Delivering the coup de grace, Kaymer was the spotlighted hero as Europe mounted the most spectacular Sunday comeback in Ryder Cup history. Leading his match on the 18th, he needed a two-putt par to secure the Ryder Cup, but he rolled a downhill lag putt five feet past the hole, prompting everyone to weigh the suffocating magnitude of the moment.

Under incredible duress, if Kaymer converted the par putt, Europe would clinch the trophy for the seventh time in nine tries. And if he missed, none other than Woods was standing in the 18th fairway, leading in his match, facing a chance to win the trophy for the Yanks.

"I knew everything," he said.

Saviour if he makes it, sap if he doesn't.

"A big idiot," he said with a laugh.

Teammate Justin Rose was watching from the fairway with Ian Poulter, teeth clenched, well aware that the incredible climb might fall short if Kaymer three-putted. In the States, NBC Sports showed a replay of the deciding miss on the last hole of the 1991 Ryder at Kiawah by Kaymer's German compatriot, Bernhard Langer, which ensured a win for the US. The scenarios were seriously similar; Kaymer's miss, too, would not be forgotten.

"We were at the finish line and it was about to be this amazing comeback," Rose recalled yesterday. "And it was just a sense of, it's going to be close, but heartbreak at the end."

The tension was excruciating, but Kaymer steered it home and teammates mobbed him for several delirious minutes.
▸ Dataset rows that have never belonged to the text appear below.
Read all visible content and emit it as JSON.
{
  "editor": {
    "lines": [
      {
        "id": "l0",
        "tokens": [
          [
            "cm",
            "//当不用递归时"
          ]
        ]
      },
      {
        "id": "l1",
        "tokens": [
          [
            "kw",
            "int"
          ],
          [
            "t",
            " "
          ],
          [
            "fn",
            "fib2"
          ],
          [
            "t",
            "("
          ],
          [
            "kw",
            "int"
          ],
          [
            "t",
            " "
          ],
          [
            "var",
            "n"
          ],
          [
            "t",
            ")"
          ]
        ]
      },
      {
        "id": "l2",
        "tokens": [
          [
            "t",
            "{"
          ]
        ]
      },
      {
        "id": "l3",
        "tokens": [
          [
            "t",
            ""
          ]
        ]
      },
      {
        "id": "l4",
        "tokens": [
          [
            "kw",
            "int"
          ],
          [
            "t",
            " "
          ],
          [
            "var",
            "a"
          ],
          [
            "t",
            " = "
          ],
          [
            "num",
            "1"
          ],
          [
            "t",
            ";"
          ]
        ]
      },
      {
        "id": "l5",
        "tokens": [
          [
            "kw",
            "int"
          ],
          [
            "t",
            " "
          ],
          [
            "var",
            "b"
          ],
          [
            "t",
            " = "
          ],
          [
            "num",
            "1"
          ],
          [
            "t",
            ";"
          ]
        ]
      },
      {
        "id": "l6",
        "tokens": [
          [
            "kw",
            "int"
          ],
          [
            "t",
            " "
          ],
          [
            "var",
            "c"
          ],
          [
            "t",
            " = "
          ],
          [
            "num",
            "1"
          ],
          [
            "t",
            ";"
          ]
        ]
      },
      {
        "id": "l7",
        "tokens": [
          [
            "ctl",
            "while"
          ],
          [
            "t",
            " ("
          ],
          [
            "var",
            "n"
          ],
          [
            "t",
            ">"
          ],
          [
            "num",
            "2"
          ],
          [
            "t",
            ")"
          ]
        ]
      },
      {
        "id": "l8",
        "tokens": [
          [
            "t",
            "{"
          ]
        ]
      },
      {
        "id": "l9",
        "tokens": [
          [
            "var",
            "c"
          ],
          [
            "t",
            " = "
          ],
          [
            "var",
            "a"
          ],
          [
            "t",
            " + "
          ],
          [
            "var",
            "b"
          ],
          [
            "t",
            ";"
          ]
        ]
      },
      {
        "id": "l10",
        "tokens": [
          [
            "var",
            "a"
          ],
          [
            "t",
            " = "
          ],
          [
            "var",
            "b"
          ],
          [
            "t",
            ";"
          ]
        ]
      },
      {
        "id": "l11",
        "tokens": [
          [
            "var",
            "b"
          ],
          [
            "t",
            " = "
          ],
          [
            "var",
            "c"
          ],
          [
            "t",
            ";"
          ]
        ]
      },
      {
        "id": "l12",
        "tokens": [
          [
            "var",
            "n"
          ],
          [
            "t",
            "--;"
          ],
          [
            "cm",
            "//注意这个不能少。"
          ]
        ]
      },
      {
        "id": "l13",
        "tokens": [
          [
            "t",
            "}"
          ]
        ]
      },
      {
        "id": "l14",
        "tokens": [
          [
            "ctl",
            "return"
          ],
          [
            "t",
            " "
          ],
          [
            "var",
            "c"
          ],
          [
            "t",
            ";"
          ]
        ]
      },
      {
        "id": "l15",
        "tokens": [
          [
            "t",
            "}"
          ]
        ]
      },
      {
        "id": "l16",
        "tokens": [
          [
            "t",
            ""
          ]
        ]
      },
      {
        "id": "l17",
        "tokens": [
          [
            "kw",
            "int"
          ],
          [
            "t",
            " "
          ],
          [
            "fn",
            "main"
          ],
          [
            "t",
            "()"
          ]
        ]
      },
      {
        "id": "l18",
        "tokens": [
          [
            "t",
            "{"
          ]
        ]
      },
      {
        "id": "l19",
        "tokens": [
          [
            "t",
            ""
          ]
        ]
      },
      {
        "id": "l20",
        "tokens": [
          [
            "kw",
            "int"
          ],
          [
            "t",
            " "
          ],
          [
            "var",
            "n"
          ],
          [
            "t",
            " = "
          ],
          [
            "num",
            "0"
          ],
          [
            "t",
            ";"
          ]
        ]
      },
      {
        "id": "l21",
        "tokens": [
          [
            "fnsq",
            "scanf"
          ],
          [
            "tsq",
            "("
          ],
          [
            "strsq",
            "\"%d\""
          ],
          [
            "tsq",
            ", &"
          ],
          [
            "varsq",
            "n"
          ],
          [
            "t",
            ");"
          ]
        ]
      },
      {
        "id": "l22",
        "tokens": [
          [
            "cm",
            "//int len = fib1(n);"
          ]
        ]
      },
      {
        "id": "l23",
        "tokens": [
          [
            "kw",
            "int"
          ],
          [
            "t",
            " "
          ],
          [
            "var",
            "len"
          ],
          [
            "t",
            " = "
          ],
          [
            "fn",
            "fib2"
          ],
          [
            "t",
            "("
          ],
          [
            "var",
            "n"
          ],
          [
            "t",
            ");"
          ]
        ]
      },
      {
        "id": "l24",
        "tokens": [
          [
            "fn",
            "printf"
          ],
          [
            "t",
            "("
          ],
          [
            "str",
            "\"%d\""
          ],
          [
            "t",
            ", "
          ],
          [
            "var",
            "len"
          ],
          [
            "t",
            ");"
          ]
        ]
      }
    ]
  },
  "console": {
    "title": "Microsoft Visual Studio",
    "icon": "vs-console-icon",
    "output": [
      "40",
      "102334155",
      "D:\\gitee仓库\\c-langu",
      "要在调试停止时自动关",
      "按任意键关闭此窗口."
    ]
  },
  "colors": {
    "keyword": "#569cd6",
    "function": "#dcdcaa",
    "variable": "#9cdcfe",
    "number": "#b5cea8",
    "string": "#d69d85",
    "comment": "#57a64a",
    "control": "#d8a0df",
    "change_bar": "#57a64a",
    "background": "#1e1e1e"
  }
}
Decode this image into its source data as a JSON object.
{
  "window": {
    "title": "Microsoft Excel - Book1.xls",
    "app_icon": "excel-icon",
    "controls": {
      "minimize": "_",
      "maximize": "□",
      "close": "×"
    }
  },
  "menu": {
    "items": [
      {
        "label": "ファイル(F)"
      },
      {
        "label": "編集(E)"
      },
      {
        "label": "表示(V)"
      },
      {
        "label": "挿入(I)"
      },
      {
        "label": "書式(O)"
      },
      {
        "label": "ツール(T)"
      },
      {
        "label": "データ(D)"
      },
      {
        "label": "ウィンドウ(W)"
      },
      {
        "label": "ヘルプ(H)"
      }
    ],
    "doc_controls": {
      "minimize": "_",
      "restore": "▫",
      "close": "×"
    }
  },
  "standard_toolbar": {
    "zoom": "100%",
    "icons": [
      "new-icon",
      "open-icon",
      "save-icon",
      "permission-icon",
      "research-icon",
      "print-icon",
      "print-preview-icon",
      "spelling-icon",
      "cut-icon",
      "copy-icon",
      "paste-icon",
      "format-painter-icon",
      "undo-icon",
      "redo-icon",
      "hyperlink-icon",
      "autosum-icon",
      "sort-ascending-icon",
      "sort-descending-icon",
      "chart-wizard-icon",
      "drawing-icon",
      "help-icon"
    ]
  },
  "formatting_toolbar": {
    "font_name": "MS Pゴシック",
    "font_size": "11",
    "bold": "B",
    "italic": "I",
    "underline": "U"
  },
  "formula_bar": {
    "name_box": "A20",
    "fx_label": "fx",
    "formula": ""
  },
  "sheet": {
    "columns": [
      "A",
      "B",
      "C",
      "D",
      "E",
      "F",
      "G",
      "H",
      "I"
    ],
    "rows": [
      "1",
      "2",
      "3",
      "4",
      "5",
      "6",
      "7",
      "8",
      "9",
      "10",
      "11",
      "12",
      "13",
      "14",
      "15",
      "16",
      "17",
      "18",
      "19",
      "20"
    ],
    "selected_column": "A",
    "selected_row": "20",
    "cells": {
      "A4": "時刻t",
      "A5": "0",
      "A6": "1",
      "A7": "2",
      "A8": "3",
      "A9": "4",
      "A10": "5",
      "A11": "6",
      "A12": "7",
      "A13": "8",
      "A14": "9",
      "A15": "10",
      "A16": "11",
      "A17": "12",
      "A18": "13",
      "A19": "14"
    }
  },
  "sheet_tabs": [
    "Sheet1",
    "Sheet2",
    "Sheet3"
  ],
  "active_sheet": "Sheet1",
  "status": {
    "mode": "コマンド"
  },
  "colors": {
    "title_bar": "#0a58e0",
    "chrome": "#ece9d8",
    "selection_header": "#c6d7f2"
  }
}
It already has become one of the Ryder's defining moments.

"Because of what a sensational comeback it was, to have fallen at the last hurdle would have probably been soul-destroying," Rose said.

We will never know.

Kaymer still gets philosophical when describing the magnitude of the moment and how much he relished it.

"It never crossed my mind that I would miss the putt," he said, with no trace of arrogance.

"There was no choice. I have to make it. So there was no doubt."

It was career-affirming. After his most forgettable season, his game began to turn. He recorded three finishes of 11th or better and topped a 12-man field at the Nedbank Challenge in South Africa, climbing to 28th in the world ranking, showing signs of his old form.

Returning to the desert cannot hurt. Kaymer's ascent to No 1 came after he finished second in the 2011 Accenture Match Play Championship in the cactus-strewn Sonoran Desert of southern Arizona, near where he maintains his US base. In the 2008-2011 run wherein he mustered three wins and a second in Abu Dhabi, he finished a staggering 80 under par, overall, at the National Course.

Two years ago here, five months removed from his major victory at the US PGA Championship, Kaymer finished eight shots ahead of the runner-up McIlroy and annihilated the tournament record by finishing 24 under. Thirty-three days later, he climbed to world No 1.

His game revamped, he has the skill set to do it again. "I'm ready to compete against the best," he said."The journey is the fun part."